Life Moves Pretty Fast Around Here

If you’ve visited New York or moved here from somewhere else, like I did many years ago, it might seem like things move fast. Indeed, the pace of a big city can seem blinding compared to a small town or country village. When I first moved here, time seemed to pass a lot quicker in New York than it did, where I lived before, in sleepy Santa Barbara, California.

While the frenzy of city life might have something to do with that, I’ve always wondered whether there was an astrological or geological reason that time “felt” faster here, even on days I didn’t leave my apartment. Could it be that being farther north, at a higher latitude, made time pass more quickly?

Seth Kadish, an Oregon-based geologist, has made a simple formula for determining how fast you are rotating around the earth’s axis.

cos (latitude) × 1040 = tangential speed in mph

At the poles, you are basically standing in place, not really rotating at all. But at the equator, Kadish determined, you are whipping around the earth at 1,040 miles per hour, hence why the above formula uses a constant of 1040 mph.

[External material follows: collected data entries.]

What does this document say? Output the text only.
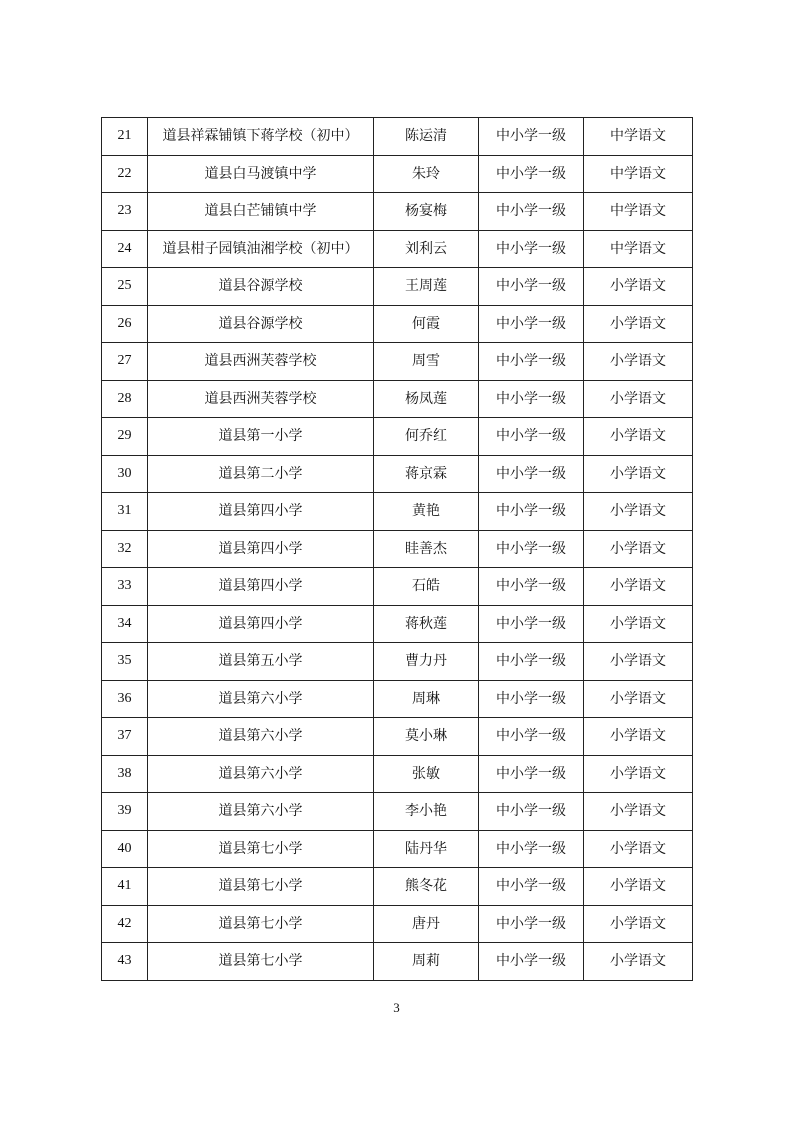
21	道县祥霖铺镇下蒋学校（初中）	陈运清	中小学一级	中学语文
22	道县白马渡镇中学	朱玲	中小学一级	中学语文
23	道县白芒铺镇中学	杨宴梅	中小学一级	中学语文
24	道县柑子园镇油湘学校（初中）	刘利云	中小学一级	中学语文
25	道县谷源学校	王周莲	中小学一级	小学语文
26	道县谷源学校	何霞	中小学一级	小学语文
27	道县西洲芙蓉学校	周雪	中小学一级	小学语文
28	道县西洲芙蓉学校	杨凤莲	中小学一级	小学语文
29	道县第一小学	何乔红	中小学一级	小学语文
30	道县第二小学	蒋京霖	中小学一级	小学语文
31	道县第四小学	黄艳	中小学一级	小学语文
32	道县第四小学	眭善杰	中小学一级	小学语文
33	道县第四小学	石皓	中小学一级	小学语文
34	道县第四小学	蒋秋莲	中小学一级	小学语文
35	道县第五小学	曹力丹	中小学一级	小学语文
36	道县第六小学	周琳	中小学一级	小学语文
37	道县第六小学	莫小琳	中小学一级	小学语文
38	道县第六小学	张敏	中小学一级	小学语文
39	道县第六小学	李小艳	中小学一级	小学语文
40	道县第七小学	陆丹华	中小学一级	小学语文
41	道县第七小学	熊冬花	中小学一级	小学语文
42	道县第七小学	唐丹	中小学一级	小学语文
43	道县第七小学	周莉	中小学一级	小学语文
3
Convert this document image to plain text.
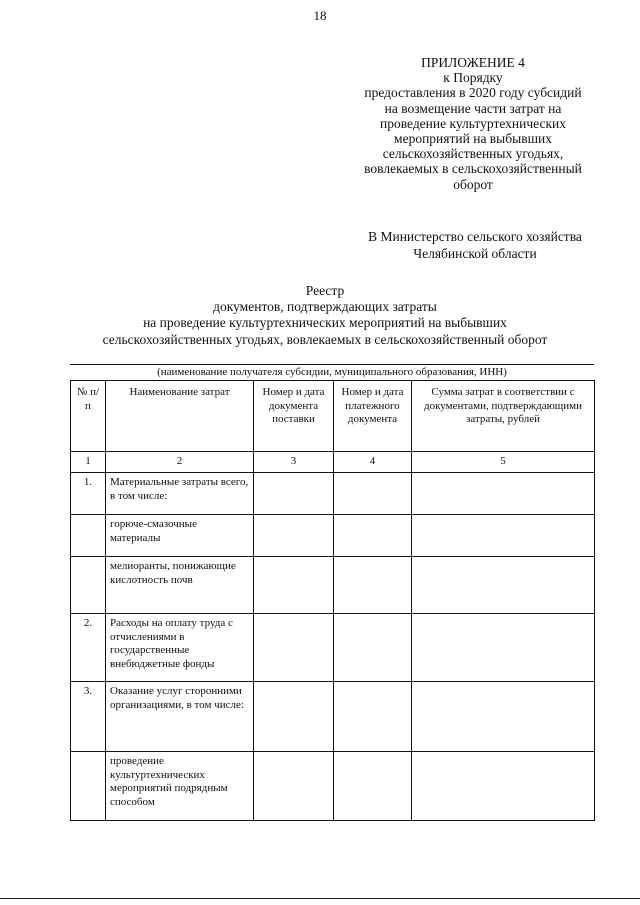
18
ПРИЛОЖЕНИЕ 4
к Порядку
предоставления в 2020 году субсидий
на возмещение части затрат на
проведение культуртехнических
мероприятий на выбывших
сельскохозяйственных угодьях,
вовлекаемых в сельскохозяйственный
оборот
В Министерство сельского хозяйства
Челябинской области
Реестр
документов, подтверждающих затраты
на проведение культуртехнических мероприятий на выбывших
сельскохозяйственных угодьях, вовлекаемых в сельскохозяйственный оборот
(наименование получателя субсидии, муниципального образования, ИНН)
№ п/п	Наименование затрат	Номер и дата документа поставки	Номер и дата платежного документа	Сумма затрат в соответствии с документами, подтверждающими затраты, рублей
1	2	3	4	5
1.	Материальные затраты всего, в том числе:			
	горюче-смазочные материалы			
	мелиоранты, понижающие кислотность почв			
2.	Расходы на оплату труда с отчислениями в государственные внебюджетные фонды			
3.	Оказание услуг сторонними организациями, в том числе:			
	проведение культуртехнических мероприятий подрядным способом			
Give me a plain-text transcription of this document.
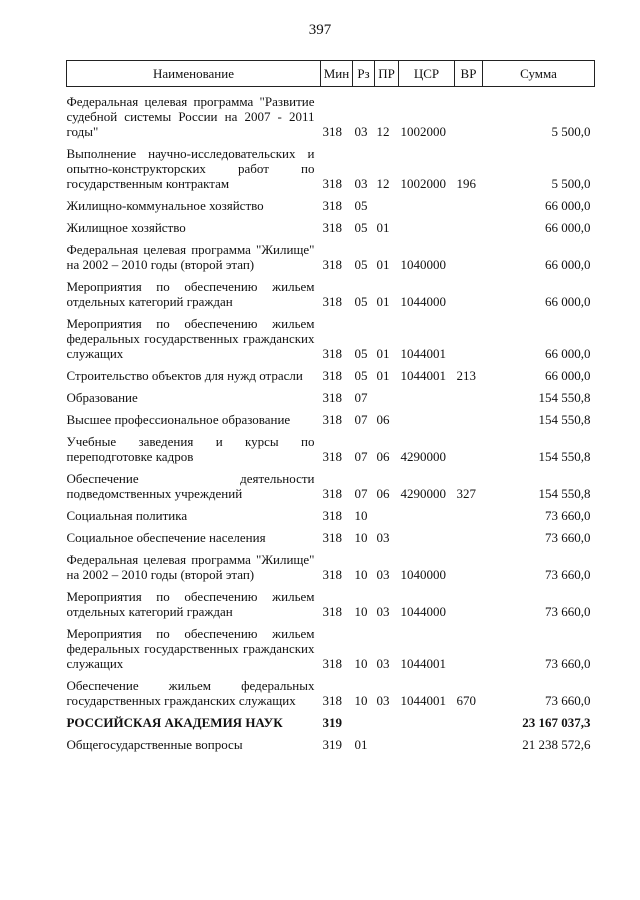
397
Наименование	Мин	Рз	ПР	ЦСР	ВР	Сумма

Федеральная целевая программа "Развитие судебной системы России на 2007 - 2011 годы"	318	03	12	1002000		5 500,0

Выполнение научно-исследовательских и опытно-конструкторских работ по государственным контрактам	318	03	12	1002000	196	5 500,0

Жилищно-коммунальное хозяйство	318	05				66 000,0

Жилищное хозяйство	318	05	01			66 000,0

Федеральная целевая программа "Жилище" на 2002 – 2010 годы (второй этап)	318	05	01	1040000		66 000,0

Мероприятия по обеспечению жильем отдельных категорий граждан	318	05	01	1044000		66 000,0

Мероприятия по обеспечению жильем федеральных государственных гражданских служащих	318	05	01	1044001		66 000,0

Строительство объектов для нужд отрасли	318	05	01	1044001	213	66 000,0

Образование	318	07				154 550,8

Высшее профессиональное образование	318	07	06			154 550,8

Учебные заведения и курсы по переподготовке кадров	318	07	06	4290000		154 550,8

Обеспечение деятельности подведомственных учреждений	318	07	06	4290000	327	154 550,8

Социальная политика	318	10				73 660,0

Социальное обеспечение населения	318	10	03			73 660,0

Федеральная целевая программа "Жилище" на 2002 – 2010 годы (второй этап)	318	10	03	1040000		73 660,0

Мероприятия по обеспечению жильем отдельных категорий граждан	318	10	03	1044000		73 660,0

Мероприятия по обеспечению жильем федеральных государственных гражданских служащих	318	10	03	1044001		73 660,0

Обеспечение жильем федеральных государственных гражданских служащих	318	10	03	1044001	670	73 660,0

РОССИЙСКАЯ АКАДЕМИЯ НАУК	319					23 167 037,3

Общегосударственные вопросы	319	01				21 238 572,6
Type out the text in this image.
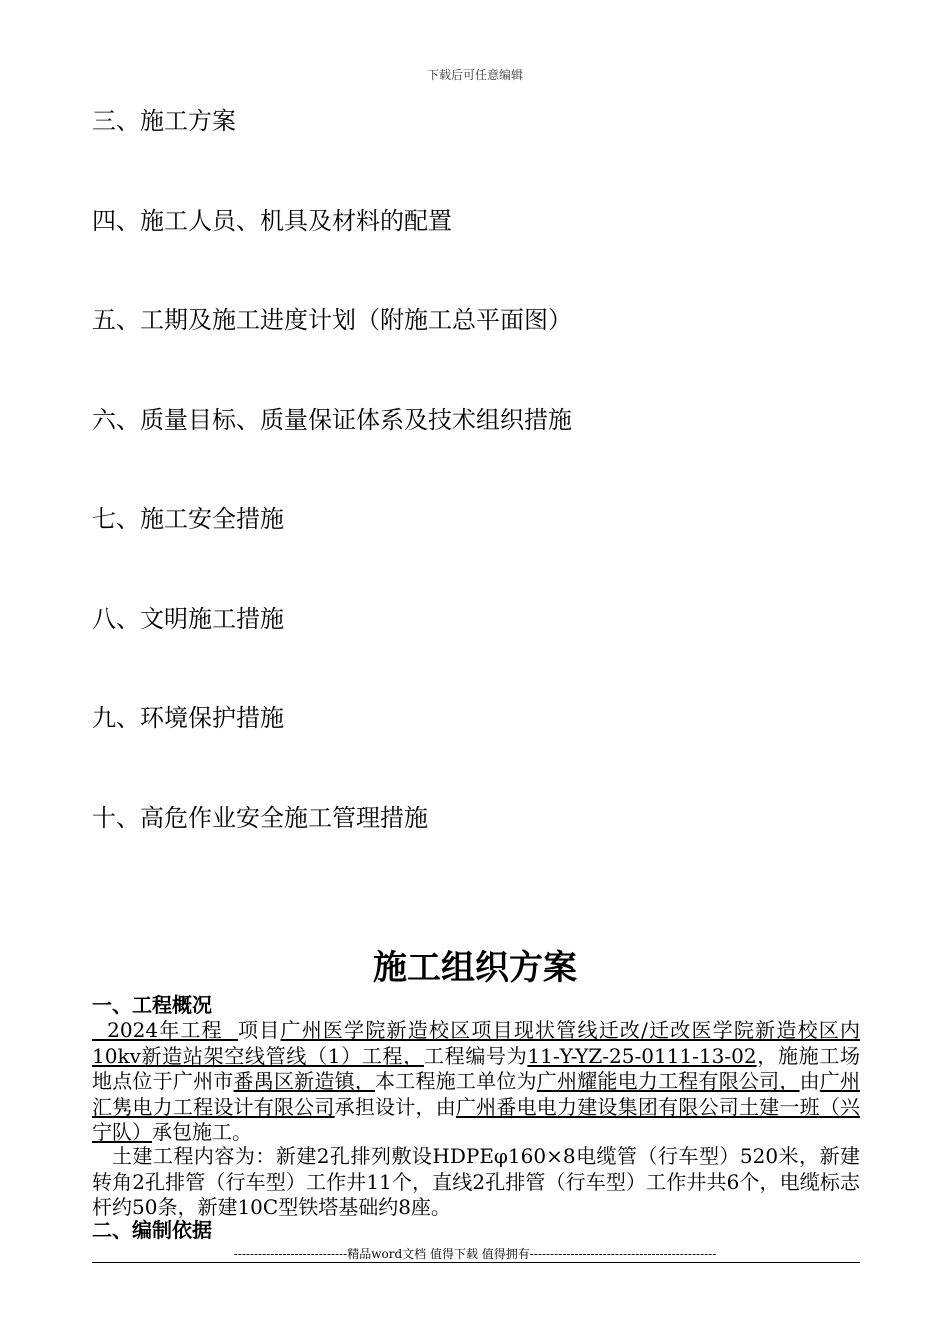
下载后可任意编辑
三、施工方案
四、施工人员、机具及材料的配置
五、工期及施工进度计划（附施工总平面图）
六、质量目标、质量保证体系及技术组织措施
七、施工安全措施
八、文明施工措施
九、环境保护措施
十、高危作业安全施工管理措施
施工组织方案
一、工程概况
2024年工程  项目广州医学院新造校区项目现状管线迁改/迁改医学院新造校区内10kv新造站架空线管线（1）工程，工程编号为11-Y-YZ-25-0111-13-02，施施工场地点位于广州市番禺区新造镇，本工程施工单位为广州耀能电力工程有限公司，由广州汇隽电力工程设计有限公司承担设计，由广州番电电力建设集团有限公司土建一班（兴宁队）承包施工。
土建工程内容为：新建2孔排列敷设HDPEφ160×8电缆管（行车型）520米，新建转角2孔排管（行车型）工作井11个，直线2孔排管（行车型）工作井共6个，电缆标志杆约50条，新建10C型铁塔基础约8座。
二、编制依据
----------------------------精品word文档 值得下载 值得拥有----------------------------------------------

Seth Kadishs Tangential Speed of Earths Surface Due to Rotational Motion

Is this why time seemed to move faster in New York than it did in Santa Barbara?

Location Latitude Rotational Speed Time to rotate 6,000 miles
Santa Barbara 34.417° 857.95 mph 6h 59m 31s
New York 40.783° 787.47 mph 7h 37m 8s

Time may have seemed faster because I experienced time, not as a velocity, but as a distance. For example, in Santa Barbara, it would take me just under seven hours to “travel” 6,000 miles around the earth’s axis. If I woke up at 9:00 AM, it would be about 4:00 PM when I “travelled” that distance at 34° N latitude. In New York, however, traveling that same distance would take more time. Assuming the same 9:00 AM wake-up time, it would be 4:37 PM, closer to 5:00 PM, by the time I travelled that same distance at 40° N latitude. In other words, it would feel like I“lost” 37 minutes. No wonder I’m often late.

To experience time differently due to latitude, you probably need to travel pretty far. That would require traveling by airplane. But then jet lag, traveling across time zones, could disrupt your sense of time anyway. Traveling for a few days, such as leisure or business trip, is also quite disruptive to how you experience time because you’re on a different schedule, often more hectic, than what you’re accustomed. To really get this effect, you probably need to be settled in one place having just left some other place. That probably only happens when you’re relocated across a “tall” country like the US, Mexico, Brazil, Argentina, Chile, India, or China or between countries at different latitudes, such as UK to India.

Until I saw Kadish’s post, this was all speculation. I didn’t have to scientific tools to approach this problem. But his using basic trigonometry, tools I haven’t used in a long time, compelled to outline my theory here.